A fera queria conhecer o meu ser, e de repente lá estava eu dentro daquela criatura mofada pelo tempo e devoradora de marinheiros e semideuses, onde o medo do Tempo gerou incertezas, duvidas e mentiras de formas semi- humana.
Sai lá de dentro dela como um rebento de Quimera, que ora geravam feras, ora, heróis medievais a deixar cicatrizes profundas com suas espadas numa pele coberta de escamas, e mistérios.
Ao libertar minha mente da ilusão, um novo ar entrava em meus pulmões, e pude entender que a vida continua sem que seja questionada.
Um pouco mais a minha frente, deparei-me com um corredor escuro, sem saidas laterais. Havia apenas um pequeno facho de luz, que certamente levava ao seu final. Andei até aquele ponto, e pude ver mais corredores, não tão sombrios quanto aquele . Comecei a contar os passos sem notar a distância a diminuir pouco a pouco logo ali na frente. Dali em diante as paredes começavam a mudar de tons, as cores iam ficando mais fortes, iluminadas, avisando o fim de um longo trajeto. Foi quando me deparei, com as salas dos desejos. Neste lugar podia ver, sentir e tocar as formas do desejo.
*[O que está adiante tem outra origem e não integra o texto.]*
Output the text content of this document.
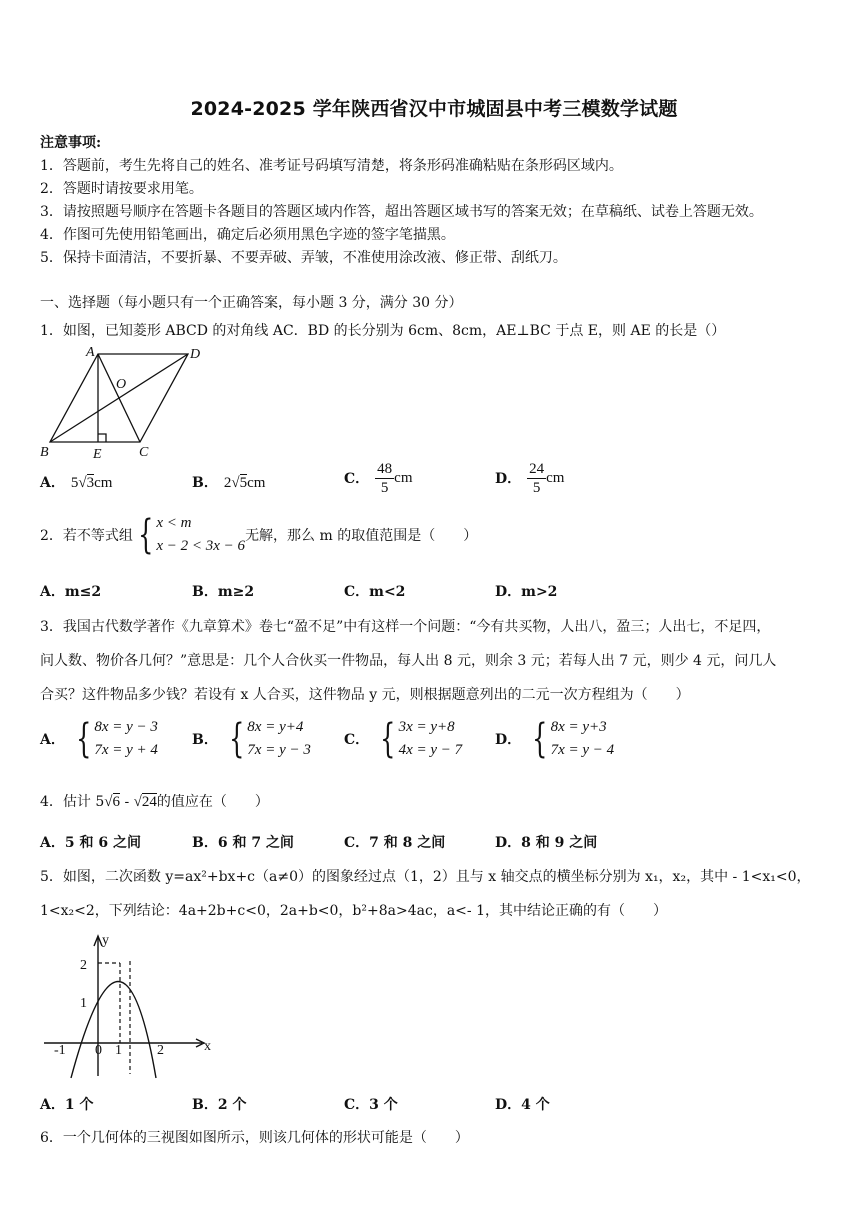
2024-2025 学年陕西省汉中市城固县中考三模数学试题
注意事项:
1．答题前，考生先将自己的姓名、准考证号码填写清楚，将条形码准确粘贴在条形码区域内。
2．答题时请按要求用笔。
3．请按照题号顺序在答题卡各题目的答题区域内作答，超出答题区域书写的答案无效；在草稿纸、试卷上答题无效。
4．作图可先使用铅笔画出，确定后必须用黑色字迹的签字笔描黑。
5．保持卡面清洁，不要折暴、不要弄破、弄皱，不准使用涂改液、修正带、刮纸刀。
一、选择题（每小题只有一个正确答案，每小题 3 分，满分 30 分）
1．如图，已知菱形 ABCD 的对角线 AC．BD 的长分别为 6cm、8cm，AE⊥BC 于点 E，则 AE 的长是（）
A	D
B	C
O
E
A． 5√3cm	B． 2√5cm	C． $\frac{48}{5}$ cm	D． $\frac{24}{5}$ cm
2．若不等式组 { x < m
x − 2 < 3x − 6
无解，那么 m 的取值范围是（　　）
A．m≤2	B．m≥2	C．m<2	D．m>2
3．我国古代数学著作《九章算术》卷七“盈不足”中有这样一个问题：“今有共买物，人出八，盈三；人出七，不足四，
问人数、物价各几何？”意思是：几个人合伙买一件物品，每人出 8 元，则余 3 元；若每人出 7 元，则少 4 元，问几人
合买？这件物品多少钱？若设有 x 人合买，这件物品 y 元，则根据题意列出的二元一次方程组为（　　）
A． { 8x = y − 3
7x = y + 4
B． { 8x = y+4
7x = y − 3
C． { 3x = y+8
4x = y − 7
D． { 8x = y+3
7x = y − 4
4．估计 5√6 - √24的值应在（　　）
A．5 和 6 之间	B．6 和 7 之间	C．7 和 8 之间	D．8 和 9 之间
5．如图，二次函数 y=ax²+bx+c（a≠0）的图象经过点（1，2）且与 x 轴交点的横坐标分别为 x₁，x₂，其中 - 1<x₁<0，
1<x₂<2，下列结论：4a+2b+c<0，2a+b<0，b²+8a>4ac，a<- 1，其中结论正确的有（　　）
y
x
2
1
-1 0 1	2
A．1 个	B．2 个	C．3 个	D．4 个
6．一个几何体的三视图如图所示，则该几何体的形状可能是（　　）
Eles são de puros cristais, e o fascínio de tê-los brilhar soltos entre as mãos, e também outros encrustados sobre as rochas como pequenos diamantes, atiçavam meus instintos de poder e delirio. Cristais multifacetados transportavam os reflexos da alma para os moinhos de ventos, repletos de ilusão. Tais desejos eram feitos da própria matéria viva, dura e fria como o gelo, que emanava seu brilho abstraído das encostas das geleiras em forma de diamantes, mas enquanto isso, via-se as caravelas da janela entreaberta de frente para o mar, a carregar nuvens como velas por onde os ventos sopravam através dos oceanos. Desejei a eternidade, e o brilho se desfez das mãos, das paredes e do chão. Em poucos segundos foi da eternidade ao efêmero, e a sala antes repleta de diamantes, agora haviam inúmeras borboletas monarcas voando ao meu redor, roçando suas asas frágeis sobre minha pele, e a sugar os desejos em flor, em plena primavera.
Dai, a sala escureceu, as borboletas partiram, e a flor agora é um fruto vermelho de forma esférica sobre uma mesa de Cezzane.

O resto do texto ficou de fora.